When applying traditional method to manufacture forging die on the 800MN hydraulic press (the largest press in the world) for difficult-to-deformation material ( such as high temperature alloy, titanium alloy etc.), problems such as remarkable deformation of die cavity, severe abrasion, extremely short life-time, high cost, and etc. are encountered frequently. Based on the success achieved on aluminum alloy forging die by applying a new method-- Bimetal-gradient-layer surfacing based on cast-steel substrate, this study further proposes another new method: Multiple-layer Sandwiched Surfacing of Forging Die Manufacturing. Its principle is as following: surfacing a sandwiched layer between cast-steel substrate and bimetal-gradient-layer surfacing, which has lower yield strength than that of cast-steel substrate.This sandwiched layer will diffuse the peak stress under the die cavity and uniformly transform the stress onto cast-steel substrate.
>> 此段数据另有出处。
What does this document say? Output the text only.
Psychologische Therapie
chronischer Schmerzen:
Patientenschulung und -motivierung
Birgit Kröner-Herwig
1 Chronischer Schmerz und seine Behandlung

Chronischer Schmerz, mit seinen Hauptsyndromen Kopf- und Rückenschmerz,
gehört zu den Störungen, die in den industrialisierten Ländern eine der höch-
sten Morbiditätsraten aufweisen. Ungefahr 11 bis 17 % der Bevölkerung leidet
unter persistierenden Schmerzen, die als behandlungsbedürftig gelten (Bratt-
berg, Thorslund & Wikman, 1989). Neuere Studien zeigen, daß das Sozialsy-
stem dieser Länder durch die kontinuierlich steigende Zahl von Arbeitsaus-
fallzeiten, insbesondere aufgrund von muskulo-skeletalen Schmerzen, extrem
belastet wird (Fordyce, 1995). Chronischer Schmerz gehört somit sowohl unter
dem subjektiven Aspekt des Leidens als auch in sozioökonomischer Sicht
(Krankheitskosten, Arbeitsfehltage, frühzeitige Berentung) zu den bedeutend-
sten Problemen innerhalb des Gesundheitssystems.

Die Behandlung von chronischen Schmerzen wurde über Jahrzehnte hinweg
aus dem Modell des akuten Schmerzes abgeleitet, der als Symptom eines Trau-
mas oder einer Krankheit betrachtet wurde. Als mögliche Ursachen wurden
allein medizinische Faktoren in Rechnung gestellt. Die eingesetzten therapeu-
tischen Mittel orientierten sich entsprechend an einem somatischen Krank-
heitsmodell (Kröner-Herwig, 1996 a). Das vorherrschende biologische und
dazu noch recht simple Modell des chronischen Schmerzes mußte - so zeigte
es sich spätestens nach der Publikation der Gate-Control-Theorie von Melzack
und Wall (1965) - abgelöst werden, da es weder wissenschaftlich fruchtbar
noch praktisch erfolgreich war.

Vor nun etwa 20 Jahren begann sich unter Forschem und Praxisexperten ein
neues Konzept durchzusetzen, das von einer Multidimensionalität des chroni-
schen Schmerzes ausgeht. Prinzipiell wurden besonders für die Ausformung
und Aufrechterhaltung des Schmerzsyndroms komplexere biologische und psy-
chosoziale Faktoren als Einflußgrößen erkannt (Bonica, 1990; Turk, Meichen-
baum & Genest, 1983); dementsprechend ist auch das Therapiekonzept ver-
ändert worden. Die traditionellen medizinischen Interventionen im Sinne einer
Thus, cast-steel substrate is protected and will not be fractured due to excessive peak stress. By conducting research on the connection theory、microstructure and property between sandwiched layer and cast-steel substrate and gradient layers,we will get a gradient mathematical model for each different material layer; by studying the stress diffusion rule of sandwiched layer during die forging、 the distribution rule of stress and strain and the impact of thickness and location of the sandwiched layer on the decreasing of peak stress, the criteria of pressure bearing capacity for each layer material is got; a set of scale testing forging die is going to be manufactured to verify the results. Finally, the material composition、mechanical property, thickness, and location of each surfacing layer and their changing pattern of microsturcture and property before and after service are obtained.

为解决在世界上最大吨位模锻液压机（8万吨）上模锻大型高温难变形材料（高温合金、钛合金等）时，采用传统方法所制锻模，型腔变形大、磨损严重、寿命极低，制造成本高等问题，基于所发明的大型铸钢基体双金属梯度堆焊制备锻模新方法在铝合金模锻上获得成功应用，又提出了大型锻模夹心层堆焊制造新方法，其原理是:在铸钢基体与双金属梯度堆焊层之间先堆焊一层比基体屈服强度更低的夹心层焊材，形成软垫，将模具型腔下面的峰值应力扩散后以近均布方式传递到铸钢基体上，从而保护铸钢基体不因峰值应力过高而破裂。通过研究夹心层与铸钢基体和过渡层的连接机理及检测组织性能，建立各材料层性能梯度数学模型；研究并获得模锻时夹心层应力扩散规律，应力应变分布规律，其厚度、位置对峰值应力衰减的影响规律，各层材料的承压能力判据；设计制造一套缩尺比试验锻模，并进行试验验证及解剖；最终获得各堆焊层材料成分、性能、厚度及位置及模锻前后组织性能变化规律。

本项目基于项目组所发明的大型铸钢基体双金属梯度堆焊制备锻模新方法在铝合金模锻上获得成功应用，又提出了大型锻模夹心层堆焊制造新方法。完成的主要研究内容包括：夹心层与铸钢基体和过渡层的连接机理及组织性能检测；模锻过程中夹心层材料应力扩散规律和应力应变分布规律；夹心层材料厚度、位置对峰值应力衰减的影响规律等。通过开展本项目，建立了各材料层性能梯度数学模型，获得了各层材料的承压能力判据，通过缩尺比试验锻模解剖，获得了各堆焊层材料成分、组织性能在模锻前后组织性能变化规律。解决了大型模锻液压机(8万吨) 上制约大型难变形材料模锻用锻模寿命极低及模具制造成本昂贵的关键瓶颈问题，在中国二重集团万航模锻有限公司使用的大型钛合金钓尾框模锻用锻模上获得了成功应用。